The Los Angeles Dodgers now find themselves in serious trouble.
Going into the series, the idea was to neutralize the Cardinals' home-field advantage by starting their best two pitchers, Clayton Kershaw and Zack Greinke, in the first two games of the series, hopefully earning at least a split, then taking a game or two behind Hyun-Jin Ryu and Ricky Nolasco at home. If everything went well, they'd have the luxury of starting one of their aces in Game 5, to head off a return to St. Louis and rest up before the World Series.
Things have gone the opposite of well. The pitching did its job, with the Dodgers staff surrendering only four runs in the first two games in the series -- but unfortunately, when the offense only scores two runs in those same two games, you're not likely to win them. Dodgers hitters repeatedly let Joe Kelly and the Cardinals bullpen off the hook with men on base in the first game, and then they were shut down by rookie Michael Wacha in the second.
Thanks to a Kelly hit-by-pitch and then further aggravation on a jumping catch moments later, Dodgers shortstop and lineup pillar Hanley Ramirez missed the second game with sore ribs, and though x-rays on the injury came back negative, his status for Game 3 is still very much up in the air. Meanwhile, Andre Ethier, played centerfield for much of the first game -- and whose bat is a clear asset against an entirely right-handed St. Louis rotation -- also sat out Game 2 with general soreness. Their replacements, Nick Punto and Skip Schumaker, offer little more at the plate than experience, though Punto at least is a step up from Ramirez defensively.

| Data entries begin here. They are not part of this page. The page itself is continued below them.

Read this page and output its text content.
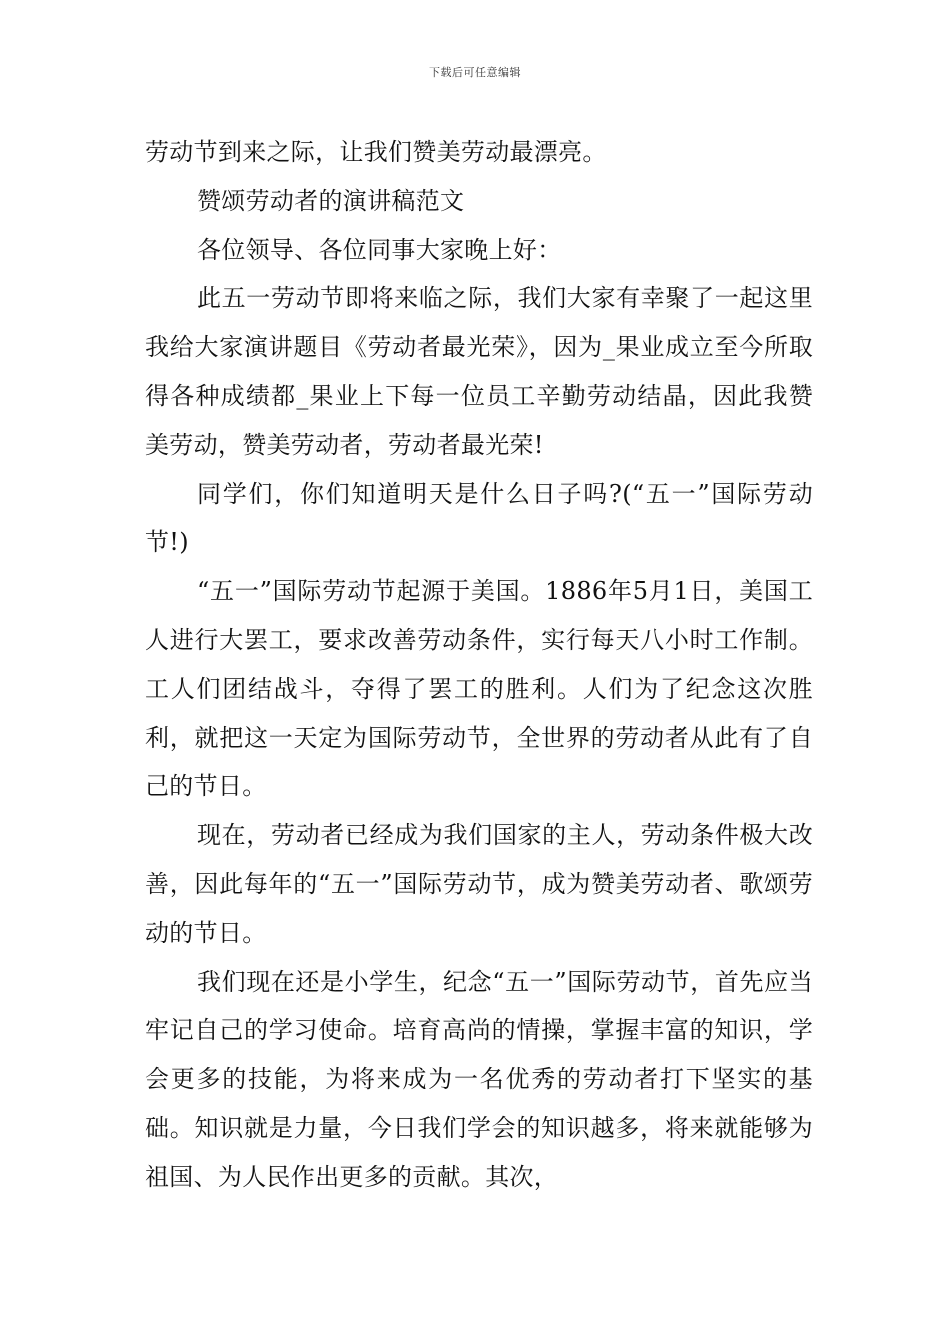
下载后可任意编辑

劳动节到来之际，让我们赞美劳动最漂亮。

赞颂劳动者的演讲稿范文

各位领导、各位同事大家晚上好：

此五一劳动节即将来临之际，我们大家有幸聚了一起这里我给大家演讲题目《劳动者最光荣》，因为_果业成立至今所取得各种成绩都_果业上下每一位员工辛勤劳动结晶，因此我赞美劳动，赞美劳动者，劳动者最光荣!

同学们，你们知道明天是什么日子吗?(“五一”国际劳动节!)

“五一”国际劳动节起源于美国。1886年5月1日，美国工人进行大罢工，要求改善劳动条件，实行每天八小时工作制。工人们团结战斗，夺得了罢工的胜利。人们为了纪念这次胜利，就把这一天定为国际劳动节，全世界的劳动者从此有了自己的节日。

现在，劳动者已经成为我们国家的主人，劳动条件极大改善，因此每年的“五一”国际劳动节，成为赞美劳动者、歌颂劳动的节日。

我们现在还是小学生，纪念“五一”国际劳动节，首先应当牢记自己的学习使命。培育高尚的情操，掌握丰富的知识，学会更多的技能，为将来成为一名优秀的劳动者打下坚实的基础。知识就是力量，今日我们学会的知识越多，将来就能够为祖国、为人民作出更多的贡献。其次，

The remaining premium hitters in the Dodgers lineup, Yasiel Puig and Adrian Gonzalez, have been atrocious so far in the series, going a combined 1-for-15 with a single and two walks (all Gonzalez), including 6 strikeouts in Game 2. The Dodgers need either both of those men to revert to their previous form immediately, or for someone unexpected like Juan Uribe or Mark Ellis to step up and go on a tear -- or perhaps both -- if they don't want the St. Louis Cardinals to eliminate them at home.
The problem, of course, is that the Cardinals are now moving back to the top of their rotation, starting Adam Wainwright in Game 3. There's a danger in automatically marking down a start by a great pitcher as a win -- after all, if that were the case, then it the Dodgers would be up 2-0 in the series instead of the Cardinals -- but it would be just as foolish not to recognize that Wainwright gives St. Louis a great opportunity to jump to 3-0 in the series.
The only bright spot for L.A. so far has been manager Mike Matheny's deplorable handling of stellar young pitcher Shelby Miller, refusing both to use him in the rotation and to use him in any sort of situation with leverage out of the pen. Miller is a better starter than Kelly and Lance Lynn on merit, but he will remain in the bullpen while Lynn makes the Game 4 start, despite having been used as a reliever in the series already. Some pitchers are great enough and reliable enough that this isn't a problem; Lance Lynn hasn't proved he's one of them. Lynn does have experience as a swing man, so that at least should be helpful, but it also strengthens the argument for Miller in the rotation and Lynn in the pen. As it is, either Miller has been nursing some kind of injury this postseason (in which case he should be off the roster), or Matheny refuses to trust him due to his inexperience or innings pitched (and is willing to hand the ball to Wacha instead). Whatever the reason, even with Wainwright starting in Los Angeles, the Dodgers aren't completely out of it yet.
Of course, even if the Dodgers score runs, it might not matter once playoff-dominating Carlos Beltran gets a hold of Nolasco, Ryu and the Dodgers pen. As anyone paying attention to baseball media has heard, perhaps to the point of exhaustion over the last few days, Beltran is the best hitter in postseason history, and while he was able to average only a .708 OPS off of Zack Greinke and Clayton Kershaw in the first two games (doing all his damage against Greinke and practically winning Game 1 of the series by himself), none of the pitchers he'll face the rest of the way from Los Angeles stack up to their caliber. If he does see the top Dodgers pitchers again, they'll likely be pitching on short rest. And Beltran isn't even the best hitter in a Cardinals lineup that includes Yadier Molina, Matt Carpenter and Matt Holliday.
The Dodgers stacked those first two games in St. Louis as much to their advantage as they could -- their two best starters against two young, untested, Cardinals right-handers. They couldn't jump on that advantage, and now the only thing between them and going down 3-0 is the back of their rotation and a depleted lineup at home against Adam Wainwright. It's certainly looking like the Cardinals are on their way back to another World Series -- but this is baseball, and Los Angeles has no intention of getting swept out of the playoffs at home. If they can pull off a win against Wainwright, and if they can take care of business against Lynn, then the series is even again -- and who knows what will happen then.